2. I'm going to use up what I have. I buy things that I often get pushed to the back because I would rather have something else or I at some point decided it really wasn't that healthy to eat. Balance is healthy and not focusing on food is healthy. Yes, there is some food with more nutritional value than other food but all food will provide energy. I can have cereal for breakfast and maybe add fruit if I want or if not and still eat the damn cereal because it tastes good.

3. Minimize my take out. It is great to eat in a social setting and I will never limit that however, I do not need to order delivery regularly to my apartment ESPECIALLY when I have perfectly good groceries that I'm not using sitting in the fridge.


These are the changes that I will be making for the rest of the month. 

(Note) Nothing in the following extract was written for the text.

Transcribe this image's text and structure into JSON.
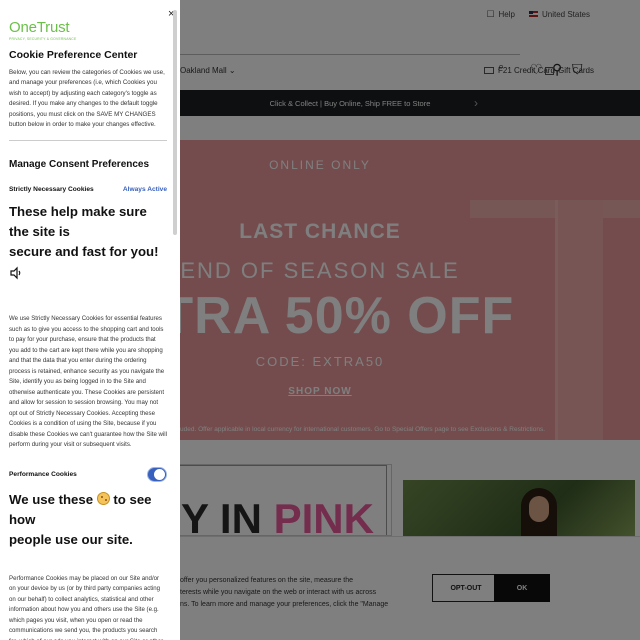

I want to see how my body and my mind feel at the end of my month and will go from there in October. I want to find a way that I feel my best both mentally and physically. I want to find balance in my life and actually be able to focus on my life instead of where I want myself to be or the things I am going to do when I hit XYZ weight. 

Let's see how this goes.. Updates to come at the end of the month! Let me know in the comments below if there are any posts that you want to see from me!

xox Sarah

Saturday, September 15, 2018

Welcome, Welcome

I'm starting over. I've had this blog for a long time and never fully kept up with it because I didn't exactly know what I wanted it to be. So here goes round 497. 

My name is Sarah and I will be the first to tell you that I have no clue what I am doing. I am passionate about all things beauty and health. I'm a nurse trying to navigate the world of being an adult. I make mistakes (lets call them mishaps) on a regular basis. So, if you are looking for the perfect blogger who seems to have their sh*t together, that may be goals but it is definitely not me.

I have loved all things beauty since my freshman year of high school. I was OBSESSED - I knew what collections were coming out when and I needed to have them. In college I calmed a bit but still very much cared. Then, I graduated. I threw myself into the hustle and bustle of adulting and working and my passion for beauty began to fall to the wayside. I was rolling out of bed, slapping some tinted moisturizer on while still half asleep and was lucky if my hair was in a ponytail by the time I got to work.. Glamorous, I know. I was going through the motions daily, I loved my work but was definitely putting myself on the back burner. Im going on my third year in the "real world" and I am starting to get the hang of things, including taking care of myself again. Am I going to work in full glam? No. Am I making at least a little effort with my appearance and really enjoying it.

Now let's talk about health. Working in healthcare tends to include promotion of a healthy lifestyle but my journey started before that. My journey has been a long one that will get it's whole own post but it has helped me to learn a lot of things about myself and I wouldn't trade it for the world. Two of the most important things I've learned is balance (which everyone talks about but what does that really even mean?) and that I LOVE cooking and baking. Some days I'm super motivated to workout and others I spend resting watching TV on the couch. There are weeks I cook all my own meals and try out new recipes in the kitchen; then there are times that I really just want pizza and French fries delivered.. 

This is life and this is my life, as it happens. 

Do I have it all figured out? No. On this blog I'm going to work to share the things I've learned so far, things I'm working on figuring out and any mishaps that someone may find useful or entertaining. I'll talk about products I like and those I shouldn't have spent money on. I'll share the recipes that work out and the workouts I'm enjoying (or doing regardless to build the habit).  If someone reads a post, great! If not, this blog is more for me than anything else. Something huge I've learned since graduating to the "real world" is that you will find more success in doing things for yourself then if you do them because that's what others want or expect you to do. So welcome, welcome! Here we go again.